Numerous studies through the decades have associated gastrointestinal changes with cardiovascular conditions, including chronic heart failure. As the office of Board-certified Gastroenterologist Dr. Alexander Shapsis, Atlantic Gastroenterology also appreciates the impact diet naturally has on gastrointestinal health and the rest of the body and its interconnected systems. While much has been made of the benefits of intermittent fasting for Brooklyn NY patients and others in terms of weight loss, research is further showing that long-term fasting of even just one day per month supports heart health.
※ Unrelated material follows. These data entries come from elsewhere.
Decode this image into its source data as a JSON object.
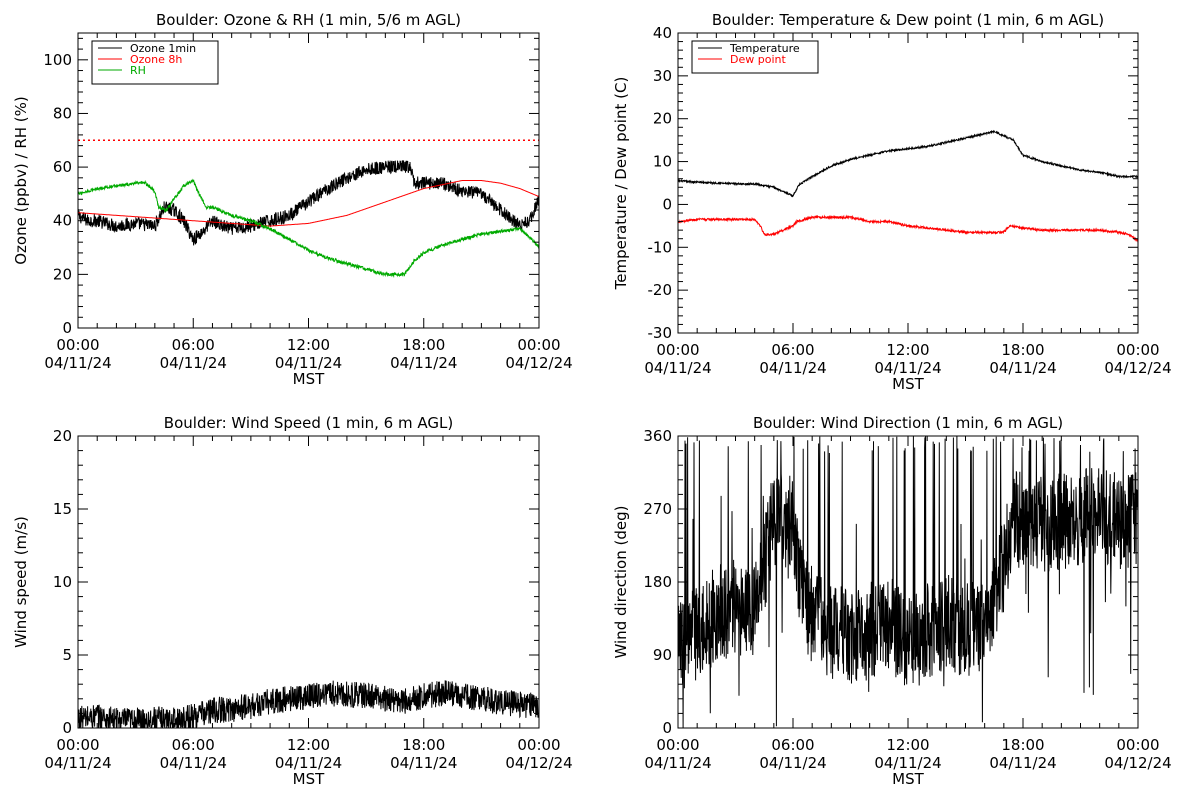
{
  "figure": {
    "background": "#ffffff"
  },
  "chart_data": [
    {
      "id": "ozone",
      "type": "line",
      "title": "Boulder: Ozone & RH (1 min, 5/6 m AGL)",
      "xlabel": "MST",
      "ylabel": "Ozone (ppbv) / RH (%)",
      "xlim": [
        0,
        24
      ],
      "ylim": [
        0,
        110
      ],
      "yticks": [
        0,
        20,
        40,
        60,
        80,
        100
      ],
      "xticks": [
        {
          "x": 0,
          "time": "00:00",
          "date": "04/11/24"
        },
        {
          "x": 6,
          "time": "06:00",
          "date": "04/11/24"
        },
        {
          "x": 12,
          "time": "12:00",
          "date": "04/11/24"
        },
        {
          "x": 18,
          "time": "18:00",
          "date": "04/11/24"
        },
        {
          "x": 24,
          "time": "00:00",
          "date": "04/12/24"
        }
      ],
      "legend": {
        "placement": "top-left",
        "boxed": true
      },
      "reference_line": {
        "y": 70,
        "color": "#ff0000",
        "style": "dotted"
      },
      "series": [
        {
          "name": "Ozone 1min",
          "color": "#000000",
          "noise": 2.5,
          "x": [
            0,
            0.5,
            1,
            2,
            3,
            4,
            4.5,
            5,
            5.5,
            6,
            6.5,
            7,
            7.5,
            8,
            9,
            10,
            11,
            12,
            13,
            14,
            15,
            16,
            17,
            17.3,
            17.5,
            18,
            19,
            20,
            21,
            22,
            22.5,
            23,
            23.5,
            24
          ],
          "y": [
            42,
            40,
            40,
            38,
            39,
            38,
            45,
            44,
            40,
            33,
            36,
            40,
            38,
            37,
            38,
            40,
            42,
            47,
            52,
            56,
            59,
            60,
            60,
            60,
            54,
            54,
            54,
            51,
            50,
            44,
            41,
            38,
            40,
            48
          ]
        },
        {
          "name": "Ozone 8h",
          "color": "#ff0000",
          "noise": 0,
          "x": [
            0,
            2,
            4,
            6,
            8,
            10,
            12,
            14,
            16,
            18,
            20,
            21,
            22,
            23,
            24
          ],
          "y": [
            43,
            42,
            41,
            40,
            39,
            38,
            39,
            42,
            47,
            52,
            55,
            55,
            54,
            52,
            49
          ]
        },
        {
          "name": "RH",
          "color": "#00aa00",
          "noise": 0.6,
          "x": [
            0,
            0.5,
            1,
            2,
            3,
            3.5,
            4,
            4.2,
            4.6,
            5,
            5.5,
            6,
            6.3,
            6.7,
            7,
            8,
            9,
            10,
            11,
            12,
            13,
            14,
            15,
            16,
            17,
            17.5,
            18,
            19,
            20,
            21,
            22,
            23,
            23.5,
            24
          ],
          "y": [
            50,
            51,
            52,
            53,
            54,
            54,
            51,
            45,
            44,
            48,
            53,
            55,
            50,
            45,
            45,
            42,
            40,
            37,
            33,
            29,
            26,
            24,
            22,
            20,
            20,
            25,
            28,
            31,
            33,
            35,
            36,
            37,
            34,
            30
          ]
        }
      ]
    },
    {
      "id": "temperature",
      "type": "line",
      "title": "Boulder: Temperature & Dew point (1 min, 6 m AGL)",
      "xlabel": "MST",
      "ylabel": "Temperature / Dew point (C)",
      "xlim": [
        0,
        24
      ],
      "ylim": [
        -30,
        40
      ],
      "yticks": [
        -30,
        -20,
        -10,
        0,
        10,
        20,
        30,
        40
      ],
      "xticks": [
        {
          "x": 0,
          "time": "00:00",
          "date": "04/11/24"
        },
        {
          "x": 6,
          "time": "06:00",
          "date": "04/11/24"
        },
        {
          "x": 12,
          "time": "12:00",
          "date": "04/11/24"
        },
        {
          "x": 18,
          "time": "18:00",
          "date": "04/11/24"
        },
        {
          "x": 24,
          "time": "00:00",
          "date": "04/12/24"
        }
      ],
      "legend": {
        "placement": "top-left",
        "boxed": true
      },
      "series": [
        {
          "name": "Temperature",
          "color": "#000000",
          "noise": 0.2,
          "x": [
            0,
            1,
            2,
            3,
            4,
            5,
            5.5,
            6,
            6.3,
            7,
            8,
            9,
            10,
            11,
            12,
            13,
            14,
            15,
            16,
            16.5,
            17,
            17.5,
            18,
            19,
            20,
            21,
            22,
            23,
            24
          ],
          "y": [
            5.5,
            5.2,
            5,
            4.8,
            4.8,
            4,
            3,
            2,
            4.5,
            6.5,
            9,
            10.5,
            11.5,
            12.5,
            13,
            13.5,
            14.5,
            15.5,
            16.5,
            17,
            16,
            15,
            11.5,
            10,
            9,
            8,
            7.5,
            6.5,
            6.5
          ]
        },
        {
          "name": "Dew point",
          "color": "#ff0000",
          "noise": 0.25,
          "x": [
            0,
            1,
            2,
            3,
            4,
            4.3,
            4.5,
            5,
            5.5,
            6,
            6.2,
            7,
            8,
            9,
            10,
            11,
            12,
            13,
            14,
            15,
            16,
            17,
            17.3,
            18,
            19,
            20,
            21,
            22,
            23,
            23.5,
            24
          ],
          "y": [
            -4,
            -3.5,
            -3.5,
            -3.5,
            -3.5,
            -5,
            -7,
            -7,
            -6,
            -5,
            -4,
            -3,
            -3,
            -3,
            -4,
            -4,
            -5,
            -5.5,
            -6,
            -6.5,
            -6.5,
            -6.5,
            -5,
            -5.5,
            -6,
            -6,
            -6,
            -6,
            -6.5,
            -7,
            -8.5
          ]
        }
      ]
    },
    {
      "id": "wind-speed",
      "type": "line",
      "title": "Boulder: Wind Speed (1 min, 6 m AGL)",
      "xlabel": "MST",
      "ylabel": "Wind speed (m/s)",
      "xlim": [
        0,
        24
      ],
      "ylim": [
        0,
        20
      ],
      "yticks": [
        0,
        5,
        10,
        15,
        20
      ],
      "xticks": [
        {
          "x": 0,
          "time": "00:00",
          "date": "04/11/24"
        },
        {
          "x": 6,
          "time": "06:00",
          "date": "04/11/24"
        },
        {
          "x": 12,
          "time": "12:00",
          "date": "04/11/24"
        },
        {
          "x": 18,
          "time": "18:00",
          "date": "04/11/24"
        },
        {
          "x": 24,
          "time": "00:00",
          "date": "04/12/24"
        }
      ],
      "series": [
        {
          "name": "",
          "color": "#000000",
          "noise": 0.9,
          "floor": 0,
          "x": [
            0,
            1,
            2,
            3,
            4,
            5,
            6,
            7,
            8,
            9,
            10,
            11,
            12,
            13,
            14,
            15,
            16,
            17,
            18,
            19,
            20,
            21,
            22,
            23,
            24
          ],
          "y": [
            0.6,
            0.8,
            0.5,
            0.5,
            0.6,
            0.5,
            0.8,
            1.2,
            1.3,
            1.5,
            1.8,
            2.0,
            2.2,
            2.4,
            2.3,
            2.2,
            2.0,
            1.8,
            2.2,
            2.4,
            2.2,
            2.0,
            1.8,
            1.6,
            1.5
          ]
        }
      ]
    },
    {
      "id": "wind-direction",
      "type": "line",
      "title": "Boulder: Wind Direction (1 min, 6 m AGL)",
      "xlabel": "MST",
      "ylabel": "Wind direction (deg)",
      "xlim": [
        0,
        24
      ],
      "ylim": [
        0,
        360
      ],
      "yticks": [
        0,
        90,
        180,
        270,
        360
      ],
      "xticks": [
        {
          "x": 0,
          "time": "00:00",
          "date": "04/11/24"
        },
        {
          "x": 6,
          "time": "06:00",
          "date": "04/11/24"
        },
        {
          "x": 12,
          "time": "12:00",
          "date": "04/11/24"
        },
        {
          "x": 18,
          "time": "18:00",
          "date": "04/11/24"
        },
        {
          "x": 24,
          "time": "00:00",
          "date": "04/12/24"
        }
      ],
      "series": [
        {
          "name": "",
          "color": "#000000",
          "noise": 0,
          "erratic": true,
          "x": [
            0,
            1,
            2,
            3,
            4,
            5,
            5.5,
            6,
            6.5,
            7,
            8,
            9,
            10,
            11,
            12,
            13,
            14,
            15,
            16,
            17,
            17.5,
            18,
            19,
            20,
            21,
            22,
            23,
            24
          ],
          "y": [
            100,
            120,
            140,
            150,
            140,
            260,
            255,
            250,
            160,
            140,
            120,
            110,
            120,
            130,
            100,
            120,
            130,
            120,
            120,
            200,
            260,
            255,
            250,
            255,
            260,
            265,
            255,
            260
          ]
        }
      ]
    }
  ]
}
Benefits of Intermittent Fasting in Brooklyn area

The study

Researchers at Intermountain Healthcare in Salt Lake City, Utah followed more than 2,000 heart patients for five years to see if they developed additional cardiovascular problems or died during that time. What they found was that 40 percent of people who were “routine fasters” had a “substantially lower” risk of death and of heart failure when compared to the other groups who didn’t fast routinely over the long term (and even when adjusted for factors like tobacco and alcohol use). On average, these individuals fasted for 24 hours once a month for around 40 years, eating nothing and drinking no more than water for a day.

Utah has the country’s largest percentage of followers of the Mormon faith. So, many of those patients fasted as part of their faith on the first Sunday of each month. It’s believed that intermittent fasting for at least 12 to 14 consecutive hours activates various beneficial processes, including:

  • Lowering blood pressure
  • Reducing anemia
  • Triggering autophagy or cell regeneration

How to

Fasting can be a vehicle for positive change or a negative influence – depending upon how one goes about it. It’s important to talk to your physician before starting any fasting programs or major dietary or exercise changes, especially if you suffer from chronic disease. Women who are pregnant or breastfeeding should abstain from fasting, as should older patients and younger children. Fasting can stress the body, especially when you’re abstaining for 16 hours a day or doing so for several days a week.

Popular and safe versions, even fasting once a month as the study subjects did, can have a profound positive effect on diseases that arise gradually, and are much less rigorous (easier to adhere to) than fasting that occurs more frequently. Some methods include:

  • 16:8 – fast for 16 hours, eat for eight hours
  • Alternate day – eat nothing or up to 500 calories a day, then eat “normally” the following day, repeating the process
  • 5:2 – incorporate two non-consecutive fast days into the week, with regular eating the other five days

Diets that support gastrointestinal, heart, and overall health are sustainable over the long term, and their benefits accumulate over the decades. Fast (smart) for your life!